Domingo XXXII del Tiempo Ordinario
(Mt 25,1-13)
Esta parábola recoge el ceremonial típico de las bodas de Palestina en tiempos de Jesús. Al caer la tarde, la novia con traje de gala y corona esperaba al novio en casa de sus padres, en compañía de una corte de muchachas que llevaban lámparas encendidas en sus manos. Solían ser lámparas de aceite, de llama tenue que había que proteger del viento. Con la llegada del novio comenzaba la fiesta que duraba varios días. Al final, el cortejo de las muchachas acompañaba a la pareja a su nueva casa. Después de cantar himnos y plegarias, se les dejaba para que dieran inicio a su vida de esposos.
La Biblia es el libro del amor de Dios por la humanidad. Para describirlo, emplea frecuentemente el símbolo de la unión conyugal. Dios es el esposo de Israel, que representa a toda la humanidad. De comienzo a fin, pero sobre todo en las más bellas páginas poéticas del Cantar, de Isaías y de Jeremías, la Biblia nos llena de admiración ante la pasión de Dios por cada una de sus criaturas: tú vales mucho para mí y yo te amo (Is 43, 4). De esta experiencia del amor de Dios, brota la actitud de búsqueda de su presencia, que se expresa en la metáfora del salir a su encuentro: estar despiertos y disponibles para recibir al Señor, alimentar la fe y no dejar que se apague, pues no sabemos cuándo será aquel día.
Jesús nos hacer ver que el encuentro con Dios se realiza en lo cotidiano, y que es en la vida de todos los días donde se decide el futuro en términos de estar con Él, o estar lejos de Él. San Pablo, por su parte, insiste en la idea de que la fe ilumina la realidad que vivimos y mueve a responsabilidad, no permite el sueño de la pasividad, nos despierta: La noche está avanzada y el día se acerca; despojémonos de las obras de las tinieblas y revistámonos de las armas de la luz… Revístanse de Jesucristo (Rom 13, 11-14).
La parábola trae esta advertencia.
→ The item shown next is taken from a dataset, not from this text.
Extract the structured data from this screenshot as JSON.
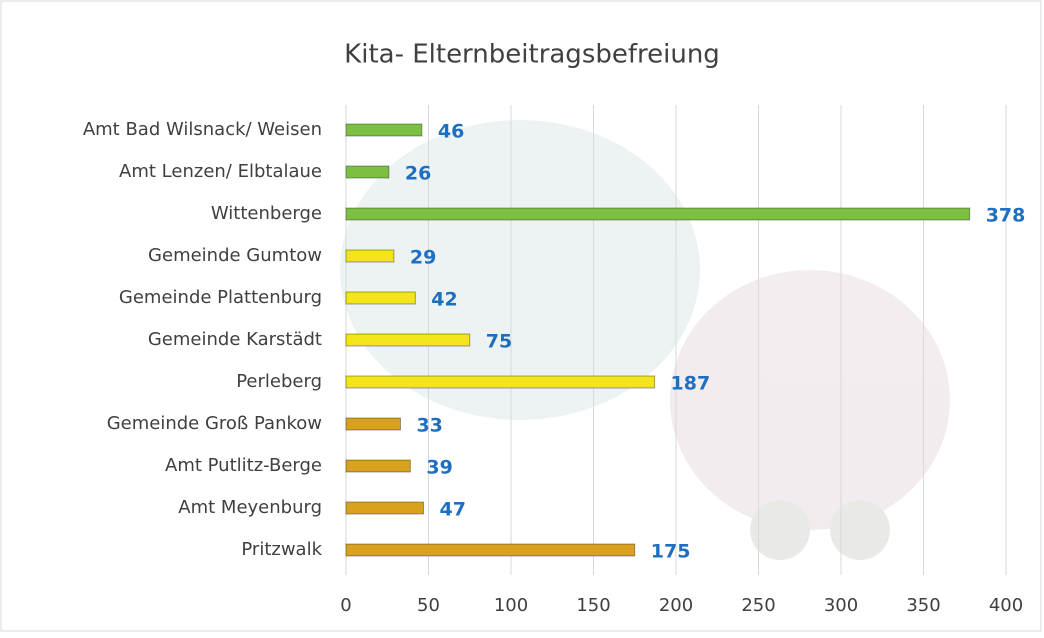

Las personas previsoras, representadas en las muchachas prudentes que mantienen sus lámparas bien preparadas, se muestran atentas a las llamadas del Señor, se guían por las inspiraciones de su Espíritu, Espíritu del amor, y gastan sus vidas sirviendo a los demás.
Las jóvenes descuidadas, en cambio, no cumplen las exigencias del amor, no buscan al Señor ni lo reconocen cuando pasa a su lado. Sus vidas son un vaso vacío, lleno de frivolidad y egoísmo, sin amor. En vez de acercarse al Señor, se alejan, hasta ya no oír su voz. Por eso, él les dirá: ¡No las conozco!, manifestando con estas palabras la respuesta que ellas mismas le han dado. El final no es otra cosa que lo que se ha venido dando en lo cotidiano.
Por tanto, estén preparados, porque no saben ni el día ni la hora, es la conclusión de la parábola. Jesús nos la dice no para meternos miedo respecto al futuro, sino para que seamos responsables del presente. Si el Señor nos habla con palabras graves de la posibilidad de echar a perder la vida, si con tanta insistencia advierte en su evangelio que hay trigo y cizaña, peces diversos, invitados con traje de bodas o sin él, criados buenos y malos, no es para que le temamos, sino para que asimilemos de manera más decidida sus enseñanzas.
Porque nos ama, no quiere que se eche a perder ninguno de los que el Padre le ha dado. Porque la vida es un regalo precioso que debemos cuidar, Jesús nos advierte: ¡Estén preparados! Es como si nos dijese: No juegues con tu vida, ¡vale tanto para mí! Mira, ahora se te concede adquirir el aceite necesario para que toda tu persona brille con la luz verdadera que ni la muerte podrá extinguir. Contemplar al Señor es quedar radiantes, dice el Salmo 32.
La voz que anuncia: ¡Ya llega el esposo, salgan a su encuentro!, nos mueve a examinar si estamos con las lámparas encendidas aguardando y sirviendo al Señor. Discernir sus incesantes venidas y estar vigilantes para el encuentro definitivo significa compromiso efectivo, práctica de la fe. Lo contrario es llevar en las manos lámparas sin aceite; su pequeña luz se apagará. Si buscamos incesantemente al Señor, Él no nos ocultará su rostro. Nos dirá aquello que oyó San Agustín en su interior: “Consuélate, tú no me buscarías si tú no me hubieses encontrado”.